Set theory basics

De Morgan's laws - (P ∪ Q)' = P' ∩ Q'
(P ∩ Q)' = P' ∪ Q'

The basic laws of algebra:

• Distributive laws: A∪(B∩C) = (A∪B) ∩ (A∪C)
  A∩(B∪C) = (A∩B) ∪ (A∩C)
• Associative laws: A∪(B∪C) = (A∪B) ∪ C = A ∪ B ∪ C
  A∩(B∩C) = (A∩B) ∩ C = A ∩ B ∩ C
• Commutative laws: A∪B = B∪A
  A∩B = B∩A

They may look strange but these laws also apply to the algebra that you are familiar with: 3(a+b) = 3a + 3b

To be more precise with the distributive laws, you have to say what distributes over what:

• A∪(B∩C) = (A∪B) ∩ (A∪C) - union is distributive over intersection
• A∩(B∪C) = (A∩B) ∪ (A∩C) - intersection is distributive over union.

In ordinary algebra, multiplication is distributive over addition - 3(a+b)=3a+3b - but addition is not distributive over multiplication: 3+(a x b) does not equal (3+a)(3+b), so you have to be careful how you use this law.
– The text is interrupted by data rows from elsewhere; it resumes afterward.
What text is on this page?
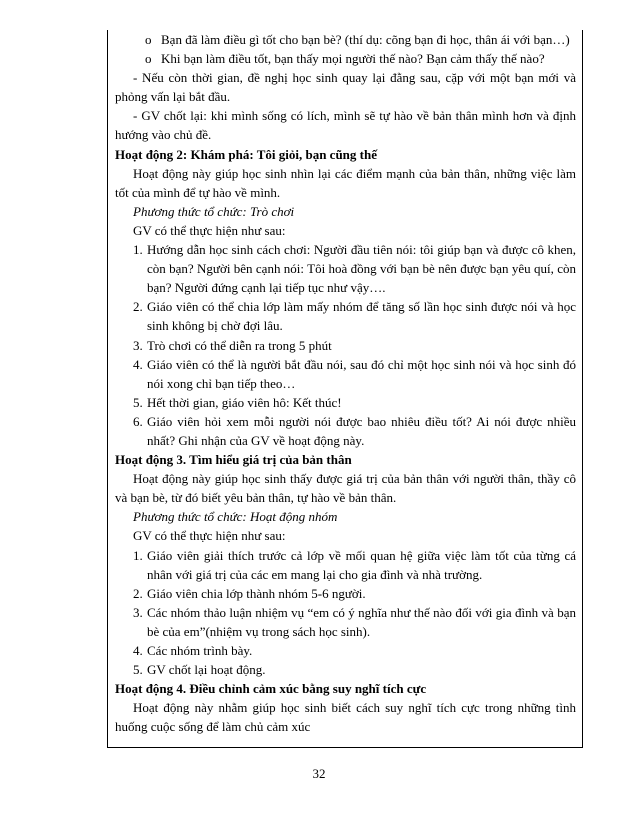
o Bạn đã làm điều gì tốt cho bạn bè? (thí dụ: cõng bạn đi học, thân ái với bạn…)
o Khi bạn làm điều tốt, bạn thấy mọi người thế nào? Bạn cảm thấy thế nào?

- Nếu còn thời gian, đề nghị học sinh quay lại đằng sau, cặp với một bạn mới và phỏng vấn lại bắt đầu.

- GV chốt lại: khi mình sống có lích, mình sẽ tự hào về bản thân mình hơn và định hướng vào chủ đề.

Hoạt động 2: Khám phá: Tôi giỏi, bạn cũng thế

Hoạt động này giúp học sinh nhìn lại các điểm mạnh của bản thân, những việc làm tốt của mình để tự hào về mình.

Phương thức tổ chức: Trò chơi

GV có thể thực hiện như sau:

1. Hướng dẫn học sinh cách chơi: Người đầu tiên nói: tôi giúp bạn và được cô khen, còn bạn? Người bên cạnh nói: Tôi hoà đồng với bạn bè nên được bạn yêu quí, còn bạn? Người đứng cạnh lại tiếp tục như vậy….
2. Giáo viên có thể chia lớp làm mấy nhóm để tăng số lần học sinh được nói và học sinh không bị chờ đợi lâu.
3. Trò chơi có thể diễn ra trong 5 phút
4. Giáo viên có thể là người bắt đầu nói, sau đó chỉ một học sinh nói và học sinh đó nói xong chỉ bạn tiếp theo…
5. Hết thời gian, giáo viên hô: Kết thúc!
6. Giáo viên hỏi xem mỗi người nói được bao nhiêu điều tốt? Ai nói được nhiều nhất? Ghi nhận của GV về hoạt động này.

Hoạt động 3. Tìm hiểu giá trị của bản thân

Hoạt động này giúp học sinh thấy được giá trị của bản thân với người thân, thầy cô và bạn bè, từ đó biết yêu bản thân, tự hào về bản thân.

Phương thức tổ chức: Hoạt động nhóm

GV có thể thực hiện như sau:

1. Giáo viên giải thích trước cả lớp về mối quan hệ giữa việc làm tốt của từng cá nhân với giá trị của các em mang lại cho gia đình và nhà trường.
2. Giáo viên chia lớp thành nhóm 5-6 người.
3. Các nhóm thảo luận nhiệm vụ “em có ý nghĩa như thế nào đối với gia đình và bạn bè của em”(nhiệm vụ trong sách học sinh).
4. Các nhóm trình bày.
5. GV chốt lại hoạt động.

Hoạt động 4. Điều chỉnh cảm xúc bằng suy nghĩ tích cực

Hoạt động này nhằm giúp học sinh biết cách suy nghĩ tích cực trong những tình huống cuộc sống để làm chủ cảm xúc

32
Another set function is the set difference operation A-B = A ∩ B'

Union is not distributive over set difference: A∪(B-C) ≠ (A∪B)-(A∪C) and set difference is not distributive over union: A-(B∪C) ≠ (A-B)∪(A-C) so you have to be very careful whether you can use the distributive law or not.

The commutative law is very natural, and applies to plus and times with numbers, and applies to union and intersection with sets, but it isn't always true. You have already come across things which do not commute - matrices under multiplication.